Researchers have developed a prototype for a 3D bioprinter that can create totally functional human skin. This skin is adequate for transplanting to patients or for use in research or the testing of cosmetic, chemical, and pharmaceutical products, according to a study published in Biofabrication (Dec. 5, 2016; 9(1)).

The team of researchers from the Universidad Carlos III de Madrid, CIEMAT (Center for Energy, Environmental and Technological Research), and Hospital General Universitario Gregorio Marañón in Spain, in collaboration with the firm BioDan Group, has demonstrated that using the new 3D printing technology makes it possible to produce functional human skin.

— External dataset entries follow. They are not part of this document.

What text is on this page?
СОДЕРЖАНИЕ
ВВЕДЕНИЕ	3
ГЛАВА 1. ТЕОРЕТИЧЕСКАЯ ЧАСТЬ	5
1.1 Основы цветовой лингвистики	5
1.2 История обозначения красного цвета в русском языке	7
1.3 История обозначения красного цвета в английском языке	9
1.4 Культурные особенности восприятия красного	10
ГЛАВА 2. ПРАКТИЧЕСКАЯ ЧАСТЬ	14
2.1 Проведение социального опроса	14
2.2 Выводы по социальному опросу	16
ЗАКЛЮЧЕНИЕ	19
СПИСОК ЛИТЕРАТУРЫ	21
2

This new human skin is one of the first living human organs created using bioprinting to be introduced to the marketplace. It replicates the natural structure of the skin, with the epidermis, stratum corneum and the dermis. This last layer consists of fibroblasts that produce collagen, the protein that gives elasticity and mechanical strength to the skin.

Bioinks are key to 3D bioprinting, according to researchers. When creating skin, injectors with biological components are used instead of cartridges and coloured inks. Dr. Juan Francisco del Cañizo, of the Hospital General Universitario Gregorio Marañón and Universidad Complutense de Madrid researcher, in a press release said, “knowing how to mix the biological components, in what conditions to work with them so that the cells don’t deteriorate, and how to correctly deposit the product is critical to the system.” The act of depositing these bioinks is controlled by a computer, which deposits them on a print bed in the precise order to produce the skin.

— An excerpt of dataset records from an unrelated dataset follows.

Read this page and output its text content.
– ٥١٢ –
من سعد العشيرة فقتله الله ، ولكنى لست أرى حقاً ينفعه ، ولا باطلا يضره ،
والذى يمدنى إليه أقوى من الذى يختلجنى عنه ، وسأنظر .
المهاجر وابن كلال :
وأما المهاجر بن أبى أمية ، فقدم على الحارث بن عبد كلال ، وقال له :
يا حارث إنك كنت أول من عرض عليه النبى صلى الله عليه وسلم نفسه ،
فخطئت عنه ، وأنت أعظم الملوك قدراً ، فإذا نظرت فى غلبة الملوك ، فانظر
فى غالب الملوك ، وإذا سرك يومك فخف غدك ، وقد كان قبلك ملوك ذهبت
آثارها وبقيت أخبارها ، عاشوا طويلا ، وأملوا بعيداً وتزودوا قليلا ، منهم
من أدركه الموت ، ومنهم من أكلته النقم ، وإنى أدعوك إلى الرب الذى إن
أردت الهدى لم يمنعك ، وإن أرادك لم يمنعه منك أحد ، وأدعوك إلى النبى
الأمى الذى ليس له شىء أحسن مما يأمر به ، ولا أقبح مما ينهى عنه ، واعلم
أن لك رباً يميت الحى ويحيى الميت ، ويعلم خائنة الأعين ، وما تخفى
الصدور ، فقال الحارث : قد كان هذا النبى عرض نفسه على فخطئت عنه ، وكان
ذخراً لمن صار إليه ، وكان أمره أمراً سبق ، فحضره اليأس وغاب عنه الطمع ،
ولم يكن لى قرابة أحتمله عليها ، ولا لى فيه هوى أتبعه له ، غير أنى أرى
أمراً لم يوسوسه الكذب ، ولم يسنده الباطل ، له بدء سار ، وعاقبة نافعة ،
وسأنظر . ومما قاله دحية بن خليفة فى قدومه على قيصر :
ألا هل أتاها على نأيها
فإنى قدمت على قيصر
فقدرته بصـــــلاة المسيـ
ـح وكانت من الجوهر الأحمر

The process for producing these tissues can be carried out in two ways: to produce allogeneic skin from a stock of cells, done on a large scale, for industrial processes; and to create autologous skin, which is made case-by-case from a patient’s own cells, for therapeutic use, such as in the treatment of severe burns.

“We use only human cells and components to produce skin that is bioactive and can generate its own human collagen, thereby avoiding the use of the animal collagen that is found in other methods,” the researchers noted.

This technique is being assessed by different European regulatory agencies to guarantee that the skin that is produced is adequate for use in transplants on burn patients and those with other skin problems. In addition, these tissues can be used to test pharmaceutical products, as well as cosmetics and consumer chemical products where current regulations require testing that does not use animals.